5 yıl ortalarda görünmeyen BAĞDADİ'nin sahne alması da Prince'ın işi! Prince'in emriyle kamera karşısına çıkan Bağdadi o videoyu Mısır'ın güneydoğusunda Sina Yarımadası'nda yer alan Dahab kentinde çekti. Dahab'da sahil şeridinde yer alan Prince'in güvenlik şirketi Academi'nin güvenli bir evinde yapılan bu çekim, yine şirketin bilgi teknolojileri merkezi tarafından yayınlandı. Erik Prince, DEAŞ'ın hala çok önemli olduğunu ve birçok ülkede etkili olabileceğini savunan biri. Şimdi DEAŞ'ı yönlendirecek olan Prince, birçok ülke için hazırlık yapıyor.
Bağdadi çekimden birkaç gün önce Erik Prince ile buluştu.
Prince, bu kez de Çin'de kurduğu Frontier Services Group ile Irak'ta çalışmalara başladı. Bu Çin öncesi büyük bir hazırlık olarak görülüyor. Nedenine gelince, Frontier Services Group'ta 2 bin Çinli görev yapmaya başladı...
ABD, ÇİN'i ancak ve ancak ORTADOĞU-AVRASYA'da durdurabilir! Petrol üreticileri tamam! ABD'nin sözünden çıkan, çıkabilen yok. Ancak Çin'i durdurmaya bu yetmez! Bu nedenle AVRASYA BENDİ şart! Rusya kendi içinde ÇİN ile yakın olsa da tedirginlikleri SIR değil... Biz zaten ABD ile uzun zamandır kavga ediyoruz... İran da öyle! ABD bizimle kavga ederken hem YPG'den ordu kuruyor, hem PEŞMERGE'yi büyüttükçe büyütüyor... İran'a ambargo aslında Çin'e ambargo.
Çünkü İran'ın enerjisini alan Çin! Bana öyle geliyor ki ABD ile RUSYA arka planda el ele!
Biz bunu belki 50 yıl sonra göreceğiz. Bilemem. Ama veriler büyük oyunu işaret ediyor gibi...

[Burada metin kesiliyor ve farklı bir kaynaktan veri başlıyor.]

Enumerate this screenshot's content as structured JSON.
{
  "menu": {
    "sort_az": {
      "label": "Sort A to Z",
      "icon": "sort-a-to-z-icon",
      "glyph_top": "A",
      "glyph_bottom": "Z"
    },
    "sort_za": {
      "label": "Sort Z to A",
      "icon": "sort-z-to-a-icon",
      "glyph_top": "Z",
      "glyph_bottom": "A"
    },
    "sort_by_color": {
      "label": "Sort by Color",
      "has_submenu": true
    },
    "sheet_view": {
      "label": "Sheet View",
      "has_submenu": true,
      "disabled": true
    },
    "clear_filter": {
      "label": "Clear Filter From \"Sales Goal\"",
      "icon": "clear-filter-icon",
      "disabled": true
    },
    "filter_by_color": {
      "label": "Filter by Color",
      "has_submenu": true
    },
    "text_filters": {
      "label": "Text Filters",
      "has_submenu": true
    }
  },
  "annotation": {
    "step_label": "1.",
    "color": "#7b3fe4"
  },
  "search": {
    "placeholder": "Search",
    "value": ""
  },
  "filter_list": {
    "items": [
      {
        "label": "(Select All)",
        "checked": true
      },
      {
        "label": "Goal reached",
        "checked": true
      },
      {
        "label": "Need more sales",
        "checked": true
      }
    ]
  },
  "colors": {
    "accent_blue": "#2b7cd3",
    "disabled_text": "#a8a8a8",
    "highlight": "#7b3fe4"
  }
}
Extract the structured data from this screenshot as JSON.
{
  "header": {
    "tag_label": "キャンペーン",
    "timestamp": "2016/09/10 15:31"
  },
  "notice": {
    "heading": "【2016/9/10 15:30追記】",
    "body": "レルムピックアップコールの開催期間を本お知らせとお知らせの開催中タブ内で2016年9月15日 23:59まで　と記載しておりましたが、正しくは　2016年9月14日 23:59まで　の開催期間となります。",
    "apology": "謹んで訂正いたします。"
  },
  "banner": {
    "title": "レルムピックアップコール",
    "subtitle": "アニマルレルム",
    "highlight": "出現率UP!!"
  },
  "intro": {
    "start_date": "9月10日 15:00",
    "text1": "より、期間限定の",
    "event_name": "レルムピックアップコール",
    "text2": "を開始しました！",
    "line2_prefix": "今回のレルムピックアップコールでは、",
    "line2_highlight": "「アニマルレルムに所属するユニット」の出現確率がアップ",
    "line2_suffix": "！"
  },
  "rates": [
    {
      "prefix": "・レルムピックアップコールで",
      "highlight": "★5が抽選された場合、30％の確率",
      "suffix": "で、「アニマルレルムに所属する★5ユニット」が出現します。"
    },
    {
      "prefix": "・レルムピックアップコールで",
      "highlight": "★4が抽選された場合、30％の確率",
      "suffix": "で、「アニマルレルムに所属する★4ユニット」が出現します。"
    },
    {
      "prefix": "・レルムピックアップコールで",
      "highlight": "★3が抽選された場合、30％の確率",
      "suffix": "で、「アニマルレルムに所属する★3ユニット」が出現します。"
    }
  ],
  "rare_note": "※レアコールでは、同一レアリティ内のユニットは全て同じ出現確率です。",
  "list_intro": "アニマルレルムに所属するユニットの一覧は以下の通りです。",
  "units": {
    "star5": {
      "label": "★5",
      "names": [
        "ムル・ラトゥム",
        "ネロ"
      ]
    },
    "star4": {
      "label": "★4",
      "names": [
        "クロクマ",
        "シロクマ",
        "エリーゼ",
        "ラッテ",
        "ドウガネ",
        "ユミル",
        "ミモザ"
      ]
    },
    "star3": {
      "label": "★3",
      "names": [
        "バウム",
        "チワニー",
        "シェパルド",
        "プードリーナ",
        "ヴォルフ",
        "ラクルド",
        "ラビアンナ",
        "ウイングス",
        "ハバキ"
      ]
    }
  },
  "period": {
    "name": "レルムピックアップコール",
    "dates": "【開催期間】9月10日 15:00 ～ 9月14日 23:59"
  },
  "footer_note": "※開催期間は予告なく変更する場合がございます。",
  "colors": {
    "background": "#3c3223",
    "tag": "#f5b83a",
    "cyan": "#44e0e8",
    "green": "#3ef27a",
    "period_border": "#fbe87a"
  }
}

Denizler de para da silah da petrol de ABD'de! Kontrol onlarda!
AVRASYA üzerinden çektiği set, Çin'in ASYA'da durdurulmasında emniyet kemeri görevi görecek!
Rusya ABD'nin rakibi olmadı, olamaz da! AVRASYA BLOĞU ABD ile karşı karşıya gelecek ama çatışmayacak! Çin de sorun görmediği bu blok tarafından AIRBAG darbeleriyle yumuşatılacak! Avrupa da İngiltere de bu modelle dizginlenecek...

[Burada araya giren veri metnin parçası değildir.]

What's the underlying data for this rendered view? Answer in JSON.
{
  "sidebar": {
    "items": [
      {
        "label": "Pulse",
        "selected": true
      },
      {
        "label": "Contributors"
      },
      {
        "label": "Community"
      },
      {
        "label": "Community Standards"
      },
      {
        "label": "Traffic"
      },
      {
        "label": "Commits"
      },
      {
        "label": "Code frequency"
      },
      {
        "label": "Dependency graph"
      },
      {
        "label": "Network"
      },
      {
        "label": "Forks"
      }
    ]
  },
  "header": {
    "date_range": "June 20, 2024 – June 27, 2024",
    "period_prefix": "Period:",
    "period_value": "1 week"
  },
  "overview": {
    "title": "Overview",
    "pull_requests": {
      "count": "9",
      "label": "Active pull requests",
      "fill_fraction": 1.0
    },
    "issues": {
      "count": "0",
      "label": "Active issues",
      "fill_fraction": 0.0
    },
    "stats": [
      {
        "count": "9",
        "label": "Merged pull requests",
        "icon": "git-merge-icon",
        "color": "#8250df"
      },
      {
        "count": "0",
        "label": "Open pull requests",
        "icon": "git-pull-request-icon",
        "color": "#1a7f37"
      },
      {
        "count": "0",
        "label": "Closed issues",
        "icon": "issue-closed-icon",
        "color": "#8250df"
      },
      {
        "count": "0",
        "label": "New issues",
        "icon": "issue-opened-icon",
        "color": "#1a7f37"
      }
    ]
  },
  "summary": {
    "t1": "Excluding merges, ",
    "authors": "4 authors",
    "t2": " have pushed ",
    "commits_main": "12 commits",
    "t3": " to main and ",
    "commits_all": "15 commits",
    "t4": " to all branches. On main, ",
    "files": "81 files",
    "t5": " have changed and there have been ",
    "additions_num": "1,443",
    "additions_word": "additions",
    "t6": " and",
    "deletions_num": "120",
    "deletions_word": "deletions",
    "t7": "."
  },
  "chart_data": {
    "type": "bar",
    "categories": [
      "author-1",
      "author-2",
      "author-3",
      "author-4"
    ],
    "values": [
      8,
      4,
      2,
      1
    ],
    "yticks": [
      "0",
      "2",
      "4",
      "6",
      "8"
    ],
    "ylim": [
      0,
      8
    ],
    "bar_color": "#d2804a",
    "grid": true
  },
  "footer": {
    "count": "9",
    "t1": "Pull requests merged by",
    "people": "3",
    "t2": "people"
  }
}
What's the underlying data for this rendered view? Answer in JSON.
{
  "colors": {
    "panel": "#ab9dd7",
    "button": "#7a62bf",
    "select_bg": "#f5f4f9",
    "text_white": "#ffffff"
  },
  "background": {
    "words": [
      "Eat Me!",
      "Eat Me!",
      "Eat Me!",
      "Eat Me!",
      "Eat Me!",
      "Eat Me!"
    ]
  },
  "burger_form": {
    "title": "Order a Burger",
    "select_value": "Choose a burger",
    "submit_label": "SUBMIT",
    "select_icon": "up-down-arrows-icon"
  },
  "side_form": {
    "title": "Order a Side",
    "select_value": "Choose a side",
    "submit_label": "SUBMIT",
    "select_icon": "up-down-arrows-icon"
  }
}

Kilit ülke TÜRKİYE olacak!
Tam da bu nedenle ABD'den uzağa düşülecek, Rusya ile yürürken "vazgeçmeyelim" diye YPG-PEŞMERGE büyütülecek.
Finansal operasyonlar da KIRMIZI ALARM durumlarında devreye girecek! Dün de yazdığım gibi uzaktan bakınca durum bu...

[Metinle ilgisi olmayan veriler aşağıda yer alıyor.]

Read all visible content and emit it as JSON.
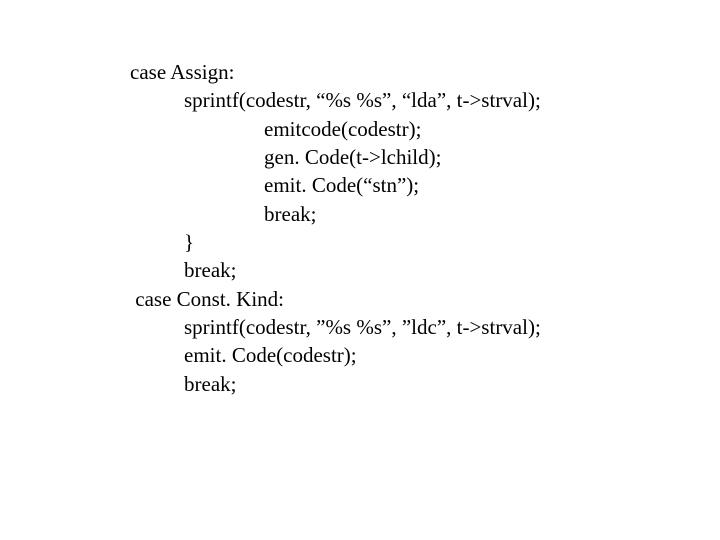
{
  "code": {
    "l1": "case Assign:",
    "l2": "sprintf(codestr, “%s %s”, “lda”, t->strval);",
    "l3": "emitcode(codestr);",
    "l4": "gen. Code(t->lchild);",
    "l5": "emit. Code(“stn”);",
    "l6": "break;",
    "l7": "}",
    "l8": "break;",
    "l9": " case Const. Kind:",
    "l10": "sprintf(codestr, ”%s %s”, ”ldc”, t->strval);",
    "l11": "emit. Code(codestr);",
    "l12": "break;"
  }
}
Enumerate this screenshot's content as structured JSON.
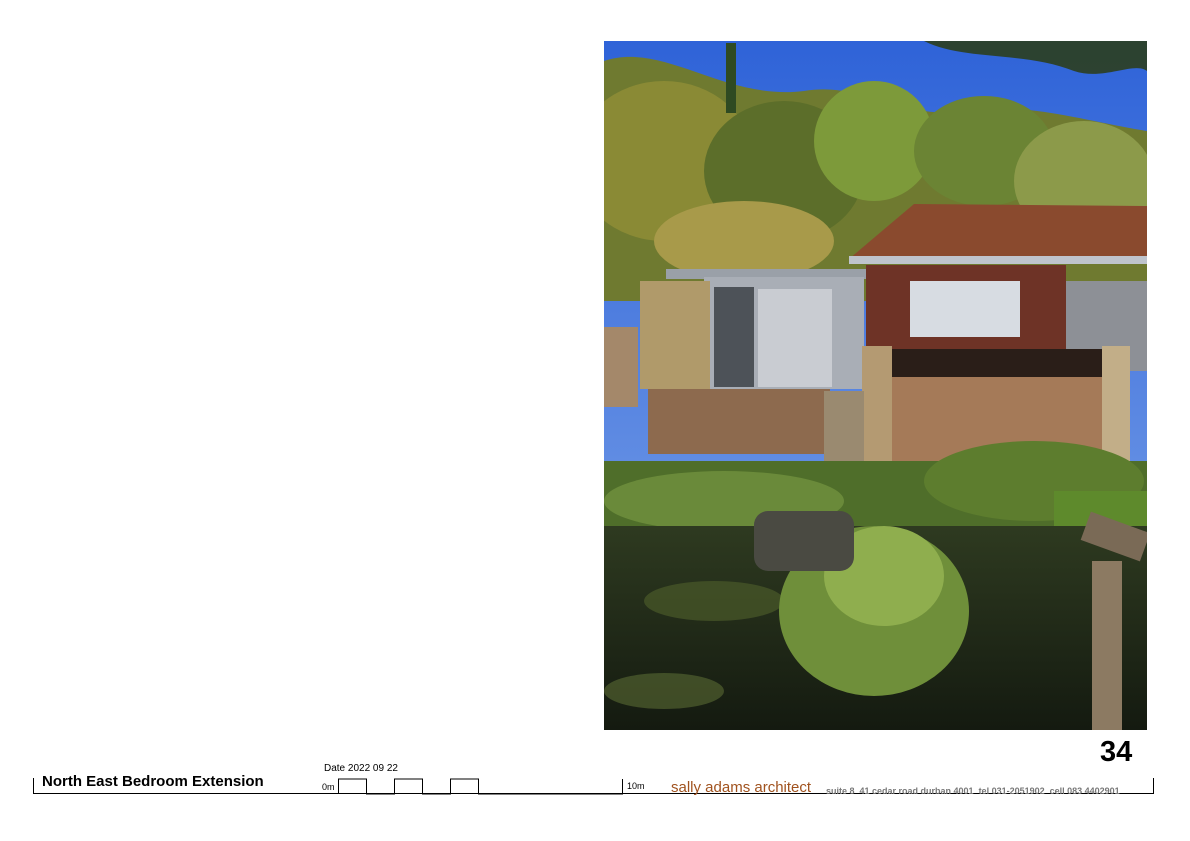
{
  "page": {
    "number": "34"
  },
  "title_block": {
    "drawing_title": "North East Bedroom Extension",
    "date": "Date 2022 09 22",
    "scale_start": "0m",
    "scale_end": "10m",
    "architect": "sally adams architect",
    "contact": "suite 8  41 cedar road durban 4001  tel 031-2051902  cell 083 4402901"
  },
  "photo": {
    "icon": "house-garden-photo"
  },
  "colors": {
    "architect_brand": "#a0521e",
    "contact_text": "#777777"
  }
}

HERKESİN ROLÜ YAVAŞ YAVAŞ BELİRLENİYOR!
İçeriye dönelim... ABD-NATOBATI ittifakını isteyenlerle, "Batı'dan ne gördük ki.
Yemediğimiz operasyon kalmadı" diyerek AVRASYA'yı son durak olarak görenlerin mücadelesi bu! Askerde de siyasette de ekonomide de durum bu! İKİ BÜYÜK BASINÇ UNSURU VAR VE ÇATIŞMAKTA...
CHP-İYİ PARTİ-SAADET NATO-BATI tarafında görünmekte! AK PARTİ içindeki muhalif isimler de... Ankara ise ABD-NATO'ya güvenemeyeceği için uzaklaşmakta! Yeni DENGE Türkiye üzerinden inşa edilmekte... Bunca tansiyon yüksekliğinin nedeni bu! İsimler değil KONUM önemli... Bu yaz sıcak geçecek.